Yo también soy Litus. Ese hombre que se pone mil máscaras y que aparenta con frecuencia ser feliz, vivir permanentemente entusiasmado, gozar con cada minuto que le ofrece la vida. Yo también soy como ese suicida que callaba sus turbulencias, que disimulaba sus iras y sus odios, que era incapaz de enfrentarse a la verdad y prefería columpiarse por los versos del arte y el desatino. Yo, supongo que como Litus, al que nunca le he visto la cara, huyo de mis malos pensamientos, prefiero no mirarme en el espejo, trato siempre de cumplir las expectativas. Hago, casi siempre, lo que los demás esperan de mí, y eso supone que a menudo me olvide, o ni siquiera tenga claro, que es lo que yo quiero de verdad. Como buen hombre educado en los privilegios de la virilidad, me muestro a los demás como el paradigma del éxito, del buen rollo, de la amabilidad suprema y de la sonrisa siempre a punto. Trato, aunque no siempre lo consigo, de disimular mis penas. Los hombres no lloran, los tipos duros no bailan, los niños han nacido para triunfar.

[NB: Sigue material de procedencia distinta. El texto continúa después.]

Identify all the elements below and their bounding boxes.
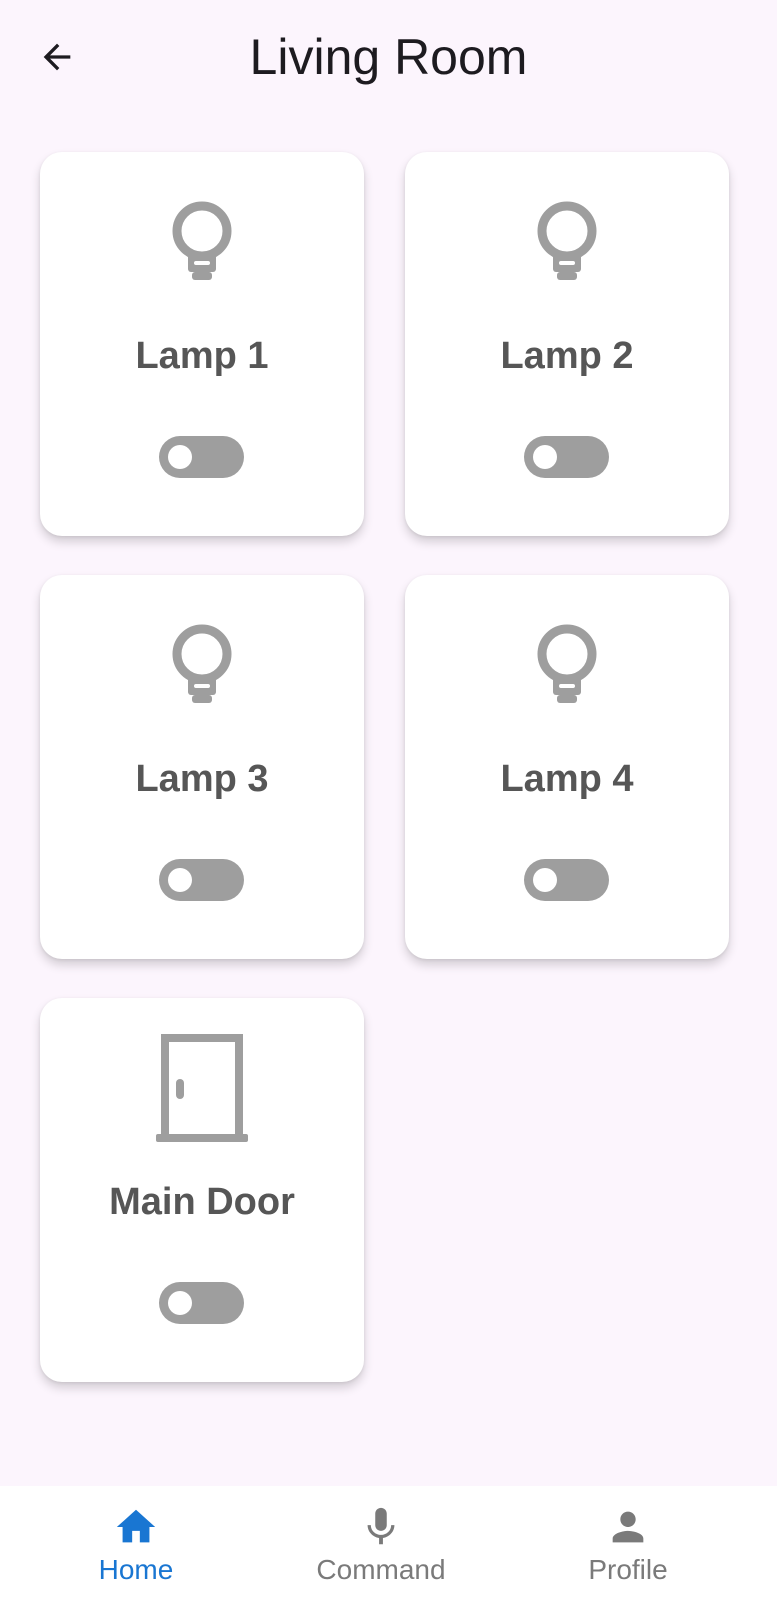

Litus, la obra de teatro de Marta Buchaca, que Dani de la Orden ha sabido convertir en una película que sin ser sobresaliente es capaz de abofetearnos con ternura, nos habla de muchas cosas. Del duelo, de las amistades imperfectas, de la soledad, de la fragilidad de los vínculos, de las dificultades para cerrar capítulos de nuestras vidas. Pero, más allá de todo eso, lo que más me interesa de las historias entrecruzadas de estos treinteañeros del siglo XXI, es cómo nos vuelve a dibujar a nosotros, los hombres, como seres en deficitaria construcción. Como unos individuos que o bien se resisten a crecer - como sería el caso de Marcos, el personaje que borda Adrián Lastra - o que, en general, como demuestran todos los chicos de la película, son incapaces de digerir las emociones y de asumir que son vulnerables. Y, por tanto, no pueden construir relaciones ni proyectos sostenibles, porque ellos mismos son columnas de arena.

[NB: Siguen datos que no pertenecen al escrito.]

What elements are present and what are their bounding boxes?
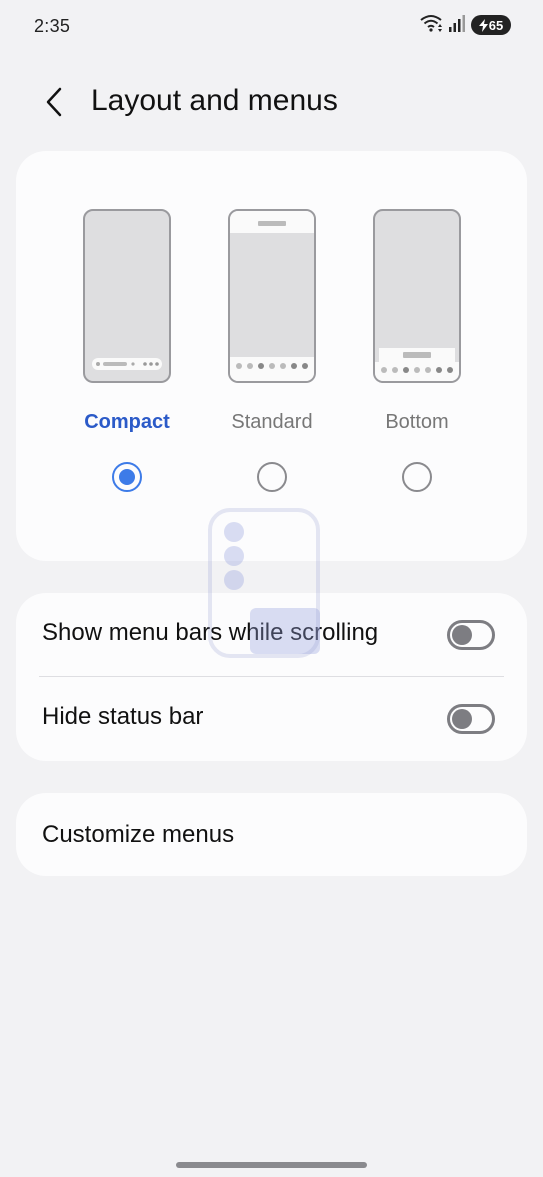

Eso es lo que de alguna manera nos viene a decir, aunque explícitamente no se mencione, el monólogo que brillantemente nos regala Quim Gutiérrez, un actor que a lo largo de su carrera ha interpretado una serie de personajes, desde los que ha hecho a las órdenes de Daniel Sánchez Arévalo hasta el Toni de esta historia, que nos ponen como espejo a tíos que no tienen más remedio que ir aceptando que no son los héroes que tal vez un día pensaron que serían.
Aunque en la película pesa en exceso su origen teatral, y aunque el final puede resultar de una obviedad que resta magia, Litus merece la pena verse como un ejemplo más de historia que en este siglo nos está diciendo a los hombres cuánto bien nos haría despojarnos de corazas. Hasta qué punto sería fructífero y hermoso que pudiéramos romper silencios, salir de los armarios y dejarnos llevar por la consciencia de nuestra finitud. Estoy seguro de que haber asumido este ejercicio de emancipación, el final de Litus habría sido otro, como también habrían sido otros los vínculos generados en su vida. Ojalá más pronto que tarde los hombres nos demos cuenta de todo eso que Toni, con el rostro viril pero siempre quebradizo de Quim Gutiérrez, nos advierte al hilo de unas cartas que son la máxima expresión de cómo los hombres construimos nuestra identidad mediante la negación.